Inside, logs crackled and smouldered in a fireplace. A black cast-iron pot hung above the small fire, suspended from a metal rod attached to stanchions. A spicy tang permeated the cabin.

The old man in the old rocking-chair, who had a face like tree bark, blinked crusty eyes, looked up at the younger man (who nonetheless was near retirement himself but was still much younger than the old man in the chair) and gestured to the only other chair in the cabin. “Have a seat, Officer Creed.”

The younger man grinned weakly. “How many times I have to tell you, Jack, you don’t have to call me that. It’s just the two of us. We go back a long way.”

The old man blinked again, nodded, stared at the younger man’s uniform; the gold badge on the parka, the gun holstered at his side. “Well, Ned,” croaked the old man, “it looks like you’re out here on business, so it’s only proper.”

Ned clutched a small, furry, dead animal, fingers digging deep. He sat on the proffered chair, laid the dead thing on the floor, where it resembled a hat. “We go back a long way,” he repeated, wistful.

They were silent for a time. The old man rocked slowly and the pine floor creaked. Ned stared at his wet boots, glanced out the window at the swirling sheets of grey-white.

Jack stopped rocking. “Get you some coffee, Ned?”

“No, thanks. Can’t stay long. Have to get back before the storm comes full on.”

A sad chuckle came from the old man. “You may be too late.”

“I fear I am, Jack.”

Another brief silence ensued. Jack rocked slowly and Ned brushed wet snow from his pants.

“You still trapping?” Ned asked. “Still getting out?”

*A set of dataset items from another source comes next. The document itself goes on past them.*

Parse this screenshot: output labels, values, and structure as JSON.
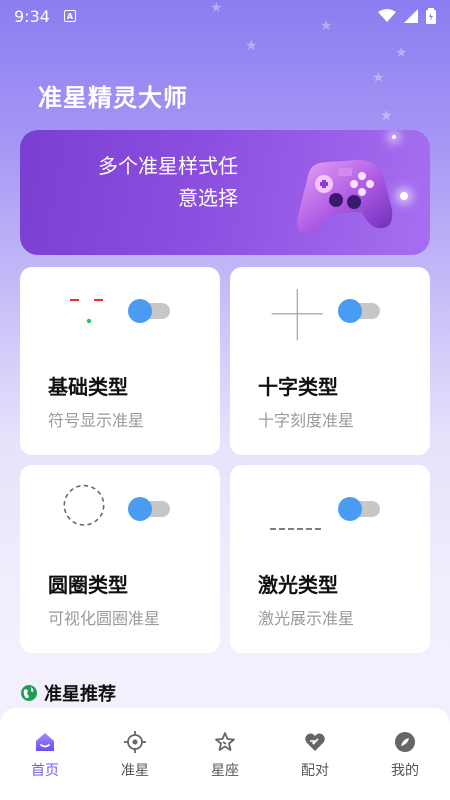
{
  "status": {
    "time": "9:34",
    "a_badge": "A"
  },
  "app_title": "准星精灵大师",
  "banner": {
    "line1": "多个准星样式任",
    "line2": "意选择"
  },
  "cards": [
    {
      "title": "基础类型",
      "subtitle": "符号显示准星",
      "icon": "dot-crosshair-icon",
      "enabled": true
    },
    {
      "title": "十字类型",
      "subtitle": "十字刻度准星",
      "icon": "cross-crosshair-icon",
      "enabled": true
    },
    {
      "title": "圆圈类型",
      "subtitle": "可视化圆圈准星",
      "icon": "circle-crosshair-icon",
      "enabled": true
    },
    {
      "title": "激光类型",
      "subtitle": "激光展示准星",
      "icon": "laser-crosshair-icon",
      "enabled": true
    }
  ],
  "section": {
    "title": "准星推荐"
  },
  "tabs": [
    {
      "label": "首页",
      "icon": "home-icon",
      "active": true
    },
    {
      "label": "准星",
      "icon": "crosshair-icon",
      "active": false
    },
    {
      "label": "星座",
      "icon": "constellation-icon",
      "active": false
    },
    {
      "label": "配对",
      "icon": "heart-icon",
      "active": false
    },
    {
      "label": "我的",
      "icon": "profile-icon",
      "active": false
    }
  ],
  "colors": {
    "accent": "#7a5af0",
    "toggle_on": "#4a9cf2"
  }
}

Jack paused, as if carefully considering his words. “Course I am. I’m old, not dead.” Another brief pause, then, “Man’s got to eat.”

“That’s why I’m here.”

“I see.”

“We go back a long way, don’t we, Jack?”

The old man blinked, nodded.

“I mean, you’d tell me if you needed anything, wouldn’t you? You’d tell me if anything was wrong?”

The old man leaned forward. “Checking up on me, Ned?”

“You might be snowbound awhile, is all. Just doing my job. You’re like a ghost out here.”

Jack eased back into the rocker. “Pantry is stocked. Plenty of rabbit in the woodshed.”

Ned grimaced. “You were always a good trapper.”

“Been here a long, long time, Ned. You do something often enough you get good at it.”

“True enough.”

“You learn about things,” Jack said. “By necessity. You learn how the world works. The good. The bad. All of it.”

“Hmm, yes.”

“I know things,” Jack said. He was staring hard at Ned. “But . . . tell me, what do you know, Ned?”

Ned fidgeted, returned Jack’s look. “Not as much as you, Jack. That’s the gospel. I know certain things, that’s all. And other stuff I’m not so certain about. Trying to figure things out, is all.”

“Oh, you’re a sly one, aren’t you, Ned?”

Ned turned away, sighed, gazed at the window. “Not so much. No.”

“What do you see?” Jack asked.

“I can just make out a few trees. Nothing else. The woods and nothing.”

“I know these woods like the back of my hand.”

“I bet you do,” Ned said.

Gusts of blowing snow swept past the window, a curtain of ice. The cabin door groaned. Each man sat, staring at the other, stealing glances at the window, then the door, expectant, as if waiting for a visitor.

Ned broke the silence. “Tom Brightman’s got a spot of trouble.”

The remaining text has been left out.